Basato sul libro di memorie di Garrard Conley, “Boy Erased” racconta la storia del figlio diciannovenne di un predicatore battista (Crowe). l’amicizia con un suo compagno di classe lo mette in crisi, e soprattutto lo mette di fronte alla scelta di suo padre di sottostare alla terapia o abbandonare definitivamente la propria casa.

La storia si dipana sul postulato fondamentale che essere gay è sbagliato agli occhi di Dio e che il presunto creatore mette alla prova i genitori di questi ragazzi per impegnarsi a riparare l’errore

Nel film Garrard è Jared e viene interpretato splendidamente da Lucas Hedges. Jared in principio è combattuto, crede alla priopria famiglia  e accetta la terapia di conversione, credendo di poter cambiare.
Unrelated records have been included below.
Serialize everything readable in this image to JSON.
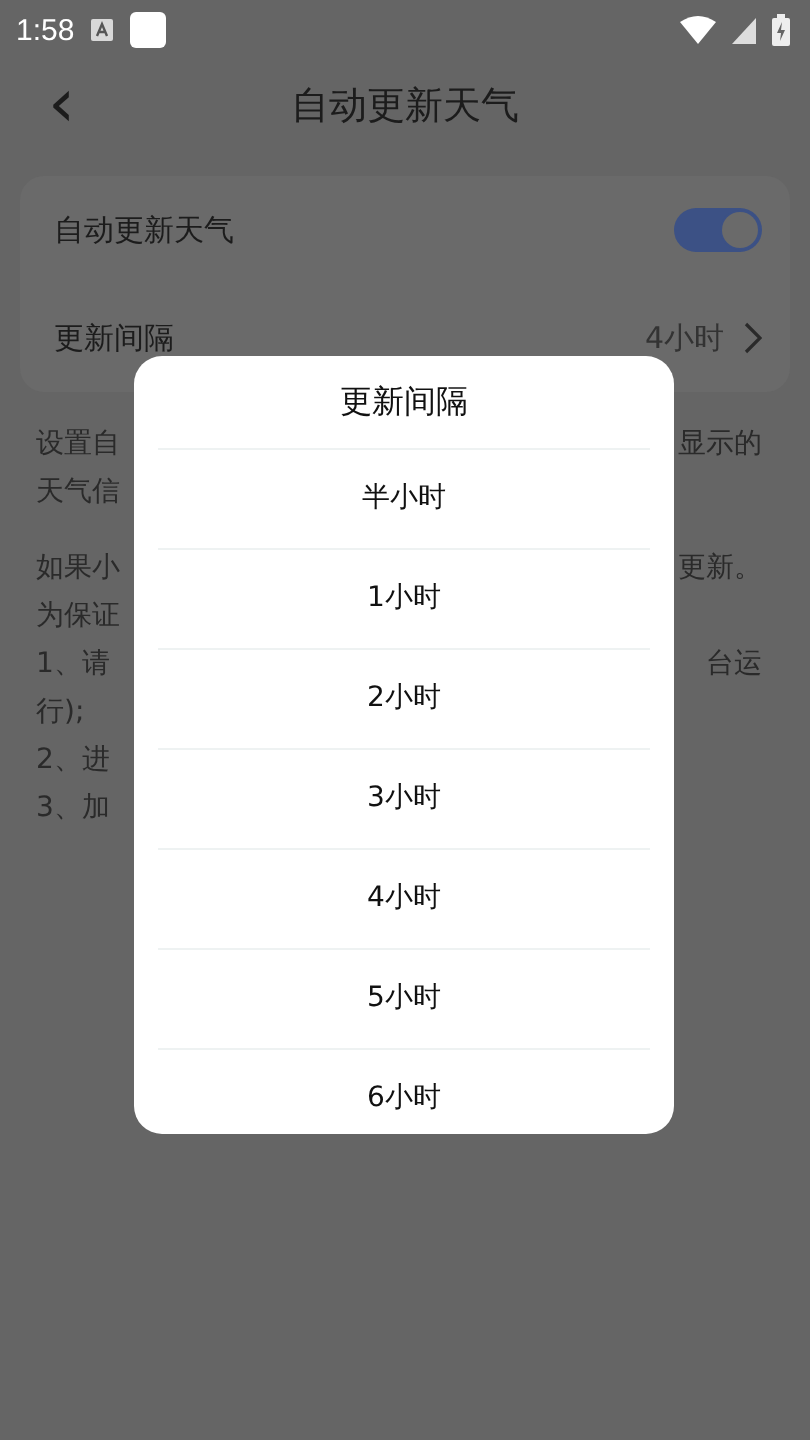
{
  "status_bar": {
    "time": "1:58"
  },
  "header": {
    "back_glyph": "‹",
    "title": "自动更新天气"
  },
  "settings": [
    {
      "kind": "toggle",
      "label": "自动更新天气",
      "on": true
    },
    {
      "kind": "value",
      "label": "更新间隔",
      "value": "4小时"
    }
  ],
  "description_paragraphs": [
    [
      {
        "left": "设置自",
        "right": "显示的"
      },
      {
        "left": "天气信"
      }
    ],
    [
      {
        "left": "如果小",
        "right": "更新。"
      },
      {
        "left": "为保证"
      },
      {
        "left": "1、请",
        "right": "台运"
      },
      {
        "left": "行);"
      },
      {
        "left": "2、进"
      },
      {
        "left": "3、加"
      }
    ]
  ],
  "dialog": {
    "title": "更新间隔",
    "options": [
      {
        "label": "半小时"
      },
      {
        "label": "1小时"
      },
      {
        "label": "2小时"
      },
      {
        "label": "3小时"
      },
      {
        "label": "4小时"
      },
      {
        "label": "5小时"
      },
      {
        "label": "6小时"
      }
    ]
  }
}
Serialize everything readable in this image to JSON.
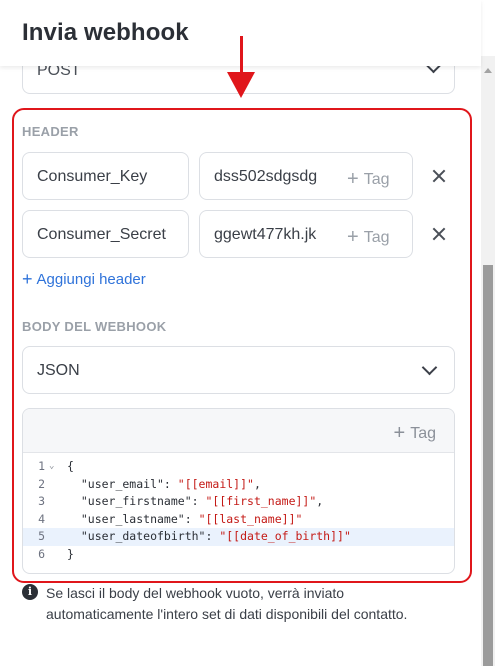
{
  "title": "Invia webhook",
  "method": {
    "value": "POST"
  },
  "headers": {
    "label": "HEADER",
    "rows": [
      {
        "key": "Consumer_Key",
        "value": "dss502sdgsdg",
        "tag_label": "Tag"
      },
      {
        "key": "Consumer_Secret",
        "value": "ggewt477kh.jk",
        "tag_label": "Tag"
      }
    ],
    "add_label": "Aggiungi header"
  },
  "body": {
    "label": "BODY DEL WEBHOOK",
    "format": "JSON",
    "tag_label": "Tag",
    "lines": [
      {
        "no": "1",
        "parts": [
          {
            "t": "{",
            "c": "k"
          }
        ]
      },
      {
        "no": "2",
        "parts": [
          {
            "t": "  \"user_email\": ",
            "c": "k"
          },
          {
            "t": "\"[[email]]\"",
            "c": "s"
          },
          {
            "t": ",",
            "c": "k"
          }
        ]
      },
      {
        "no": "3",
        "parts": [
          {
            "t": "  \"user_firstname\": ",
            "c": "k"
          },
          {
            "t": "\"[[first_name]]\"",
            "c": "s"
          },
          {
            "t": ",",
            "c": "k"
          }
        ]
      },
      {
        "no": "4",
        "parts": [
          {
            "t": "  \"user_lastname\": ",
            "c": "k"
          },
          {
            "t": "\"[[last_name]]\"",
            "c": "s"
          }
        ]
      },
      {
        "no": "5",
        "parts": [
          {
            "t": "  \"user_dateofbirth\": ",
            "c": "k"
          },
          {
            "t": "\"[[date_of_birth]]\"",
            "c": "s"
          }
        ]
      },
      {
        "no": "6",
        "parts": [
          {
            "t": "}",
            "c": "k"
          }
        ]
      }
    ],
    "active_line": 4
  },
  "info_text": "Se lasci il body del webhook vuoto, verrà inviato automaticamente l'intero set di dati disponibili del contatto.",
  "colors": {
    "accent": "#2f73da",
    "highlight": "#e0161b",
    "string": "#c41a16"
  },
  "icons": [
    "chevron-down-icon",
    "plus-icon",
    "close-icon",
    "info-icon",
    "arrow-down-icon"
  ]
}
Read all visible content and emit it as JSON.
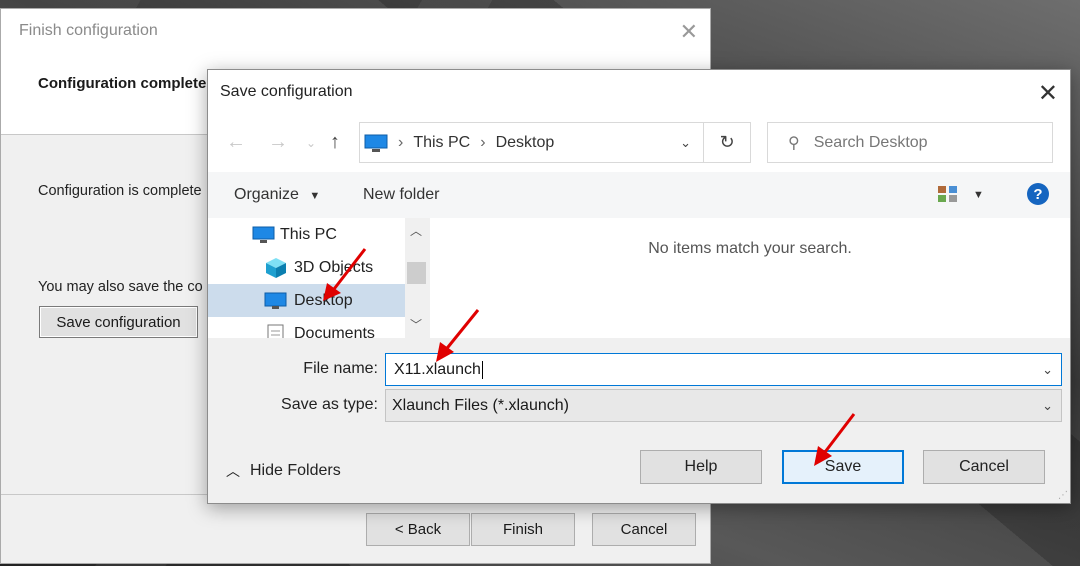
{
  "wizard": {
    "title": "Finish configuration",
    "header": "Configuration complete",
    "body_line1": "Configuration is complete",
    "body_line2": "You may also save the co",
    "save_button": "Save configuration",
    "back_button": "< Back",
    "finish_button": "Finish",
    "cancel_button": "Cancel"
  },
  "dialog": {
    "title": "Save configuration",
    "breadcrumb": [
      "This PC",
      "Desktop"
    ],
    "search_placeholder": "Search Desktop",
    "toolbar": {
      "organize": "Organize",
      "new_folder": "New folder"
    },
    "nav_items": [
      "This PC",
      "3D Objects",
      "Desktop",
      "Documents"
    ],
    "selected_nav": "Desktop",
    "empty_message": "No items match your search.",
    "file_name_label": "File name:",
    "file_name_value": "X11.xlaunch",
    "save_type_label": "Save as type:",
    "save_type_value": "Xlaunch Files (*.xlaunch)",
    "hide_folders": "Hide Folders",
    "help_button": "Help",
    "save_button": "Save",
    "cancel_button": "Cancel"
  },
  "colors": {
    "accent": "#0078d7",
    "annotation_arrow": "#e00000",
    "selection": "#ccdcec"
  },
  "icons": [
    "close-icon",
    "back-arrow-icon",
    "forward-arrow-icon",
    "up-arrow-icon",
    "refresh-icon",
    "search-icon",
    "computer-icon",
    "cube-icon",
    "desktop-icon",
    "document-icon",
    "help-icon",
    "view-icon",
    "chevron-down-icon",
    "chevron-up-icon"
  ]
}
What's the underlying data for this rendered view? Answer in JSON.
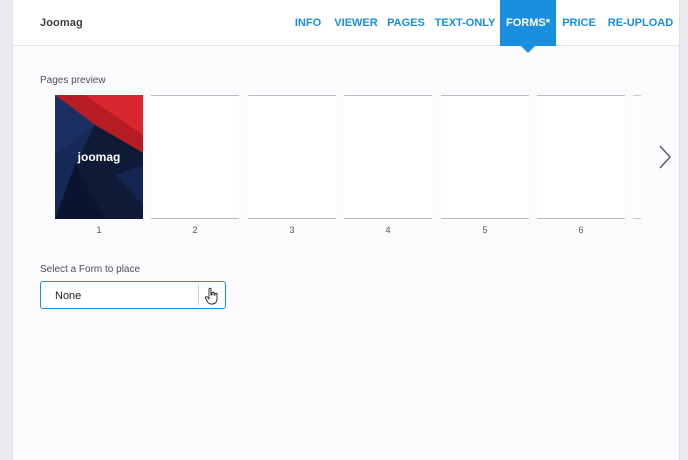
{
  "app": {
    "brand": "Joomag"
  },
  "nav": {
    "tabs": [
      {
        "label": "INFO",
        "active": false
      },
      {
        "label": "VIEWER",
        "active": false
      },
      {
        "label": "PAGES",
        "active": false
      },
      {
        "label": "TEXT-ONLY",
        "active": false
      },
      {
        "label": "FORMS*",
        "active": true
      },
      {
        "label": "PRICE",
        "active": false
      },
      {
        "label": "RE-UPLOAD",
        "active": false
      }
    ]
  },
  "preview": {
    "label": "Pages preview",
    "cover_logo": "joomag",
    "pages": [
      "1",
      "2",
      "3",
      "4",
      "5",
      "6"
    ]
  },
  "form_select": {
    "label": "Select a Form to place",
    "value": "None"
  },
  "colors": {
    "accent": "#1a8fe0",
    "cover_red": "#c8202a",
    "cover_navy": "#12203f"
  },
  "icons": {
    "next": "chevron-right-icon",
    "cursor": "hand-pointer-icon"
  }
}
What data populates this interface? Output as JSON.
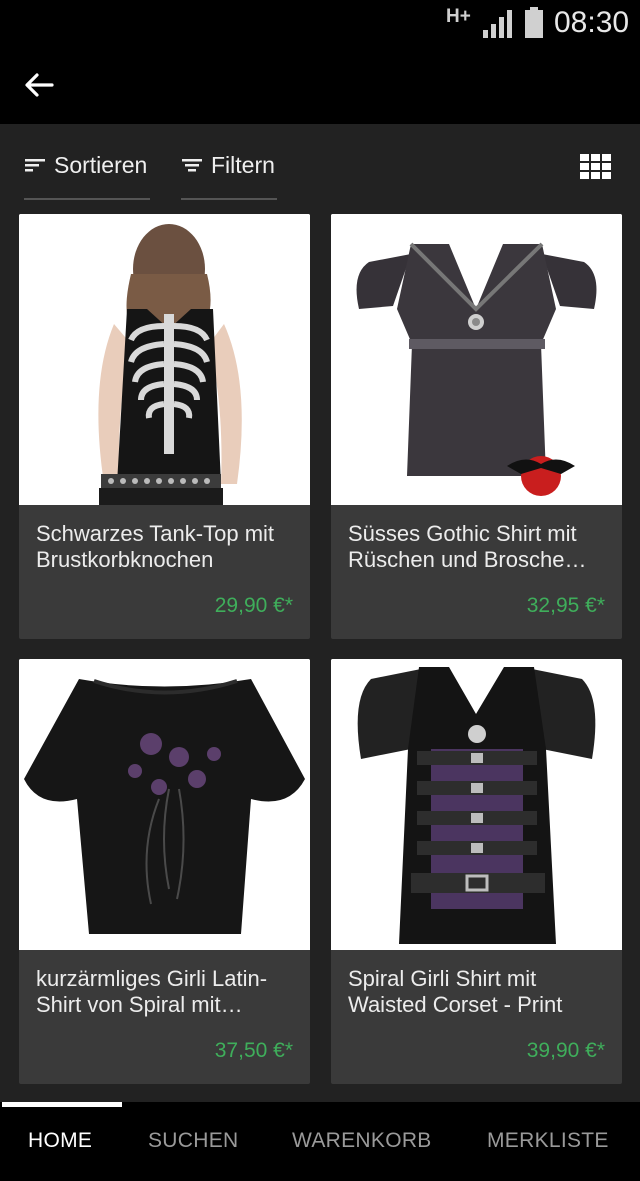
{
  "status": {
    "network": "H+",
    "time": "08:30"
  },
  "appbar": {
    "back_icon": "arrow-left-icon"
  },
  "toolbar": {
    "sort_label": "Sortieren",
    "filter_label": "Filtern",
    "view_toggle_icon": "grid-view-icon"
  },
  "products": [
    {
      "title": "Schwarzes Tank-Top mit Brustkorbknochen",
      "price": "29,90 €*"
    },
    {
      "title": "Süsses Gothic Shirt mit Rüschen und Brosche…",
      "price": "32,95 €*"
    },
    {
      "title": "kurzärmliges Girli Latin-Shirt von Spiral mit…",
      "price": "37,50 €*"
    },
    {
      "title": "Spiral Girli Shirt mit Waisted Corset - Print",
      "price": "39,90 €*"
    }
  ],
  "nav": {
    "tabs": [
      {
        "label": "HOME",
        "active": true
      },
      {
        "label": "SUCHEN",
        "active": false
      },
      {
        "label": "WARENKORB",
        "active": false
      },
      {
        "label": "MERKLISTE",
        "active": false
      }
    ]
  },
  "colors": {
    "price": "#3fae5b",
    "card": "#3a3a3a",
    "background": "#222222",
    "bars": "#000000"
  }
}
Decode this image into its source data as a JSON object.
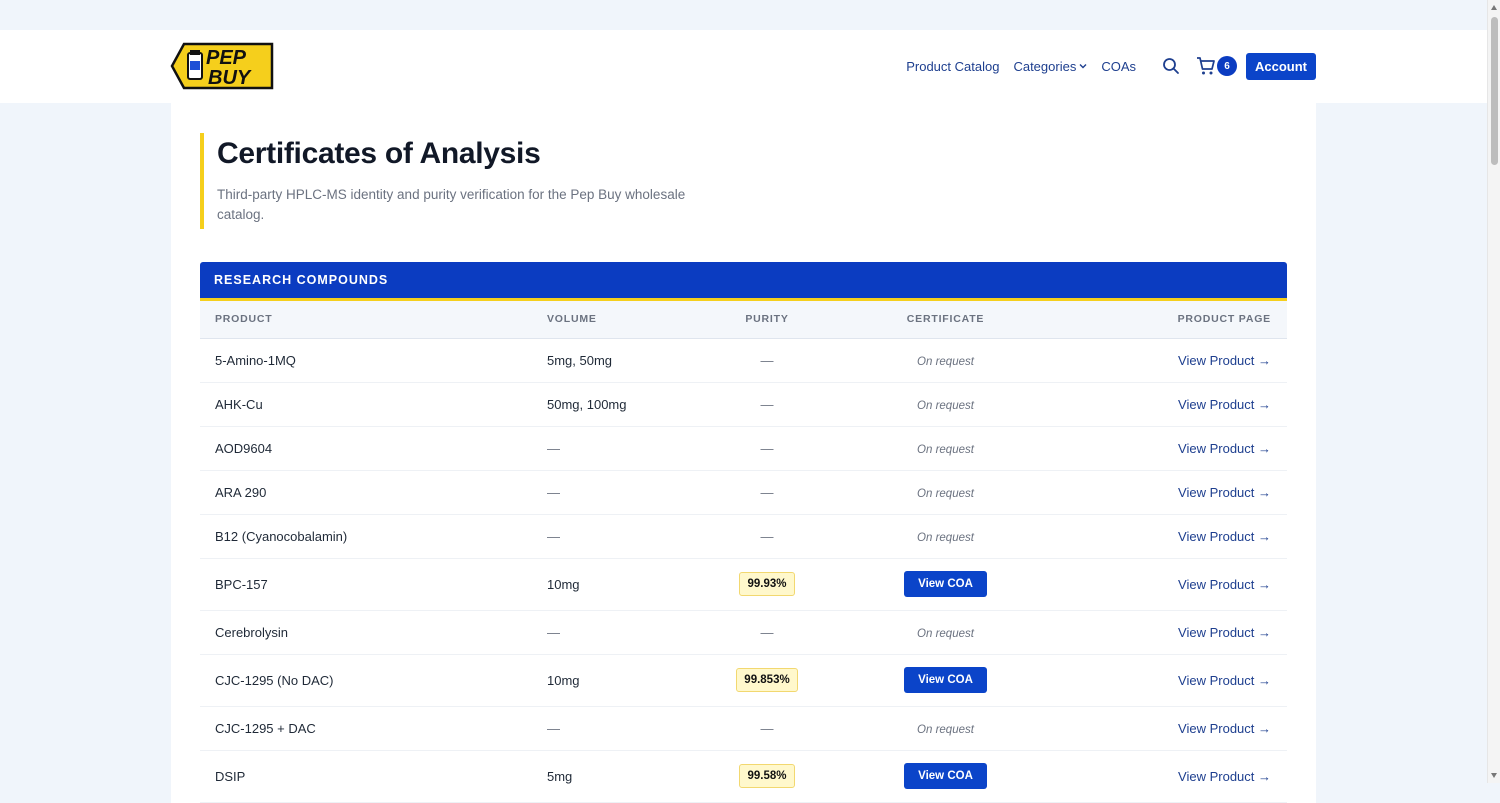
{
  "brand": {
    "logo_line1": "PEP",
    "logo_line2": "BUY",
    "yellow": "#f5cf1c",
    "blue": "#0b3cc1"
  },
  "nav": {
    "items": [
      {
        "label": "Product Catalog"
      },
      {
        "label": "Categories"
      },
      {
        "label": "COAs"
      }
    ],
    "cart_count": "6",
    "account_label": "Account"
  },
  "hero": {
    "title": "Certificates of Analysis",
    "subtitle": "Third-party HPLC-MS identity and purity verification for the Pep Buy wholesale catalog."
  },
  "section": {
    "title": "RESEARCH COMPOUNDS",
    "columns": [
      "PRODUCT",
      "VOLUME",
      "PURITY",
      "CERTIFICATE",
      "PRODUCT PAGE"
    ],
    "rows": [
      {
        "product": "5-Amino-1MQ",
        "volume": "5mg, 50mg",
        "purity": "—",
        "certificate": "On request",
        "link": "View Product →"
      },
      {
        "product": "AHK-Cu",
        "volume": "50mg, 100mg",
        "purity": "—",
        "certificate": "On request",
        "link": "View Product →"
      },
      {
        "product": "AOD9604",
        "volume": "—",
        "purity": "—",
        "certificate": "On request",
        "link": "View Product →"
      },
      {
        "product": "ARA 290",
        "volume": "—",
        "purity": "—",
        "certificate": "On request",
        "link": "View Product →"
      },
      {
        "product": "B12 (Cyanocobalamin)",
        "volume": "—",
        "purity": "—",
        "certificate": "On request",
        "link": "View Product →"
      },
      {
        "product": "BPC-157",
        "volume": "10mg",
        "purity": "99.93%",
        "certificate": "View COA",
        "link": "View Product →"
      },
      {
        "product": "Cerebrolysin",
        "volume": "—",
        "purity": "—",
        "certificate": "On request",
        "link": "View Product →"
      },
      {
        "product": "CJC-1295 (No DAC)",
        "volume": "10mg",
        "purity": "99.853%",
        "certificate": "View COA",
        "link": "View Product →"
      },
      {
        "product": "CJC-1295 + DAC",
        "volume": "—",
        "purity": "—",
        "certificate": "On request",
        "link": "View Product →"
      },
      {
        "product": "DSIP",
        "volume": "5mg",
        "purity": "99.58%",
        "certificate": "View COA",
        "link": "View Product →"
      }
    ]
  }
}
Inizia un percorso assurdo in cui Jared confrontandosi con i metodi assurdi e superficiali adottati dal sistema comincia a conoscersi profondamente  e comprendere gli errori dei genitori

Lungo la strada, Jared ha la fortuna di incontrare persone che lo aiutano a vedere che non c’è niente di sbagliato in lui. Un medico (Cherry Jones) offre una guida saggia, e un artista gay (Théodore Pellerin) gli mostra che possono passare la notte insieme tenendosi per mano senza che accada nulla di sessualmente coinvolgente

Alla fine, Jared vede che non è più in grado di vivere la bugia – non con i cosiddetti terapeuti, nemmeno con la sua stessa famiglia. Così  Come uno degli altri ragazzi gli dice, “devi essere pronto a lasciare tutto e tutti indietro.”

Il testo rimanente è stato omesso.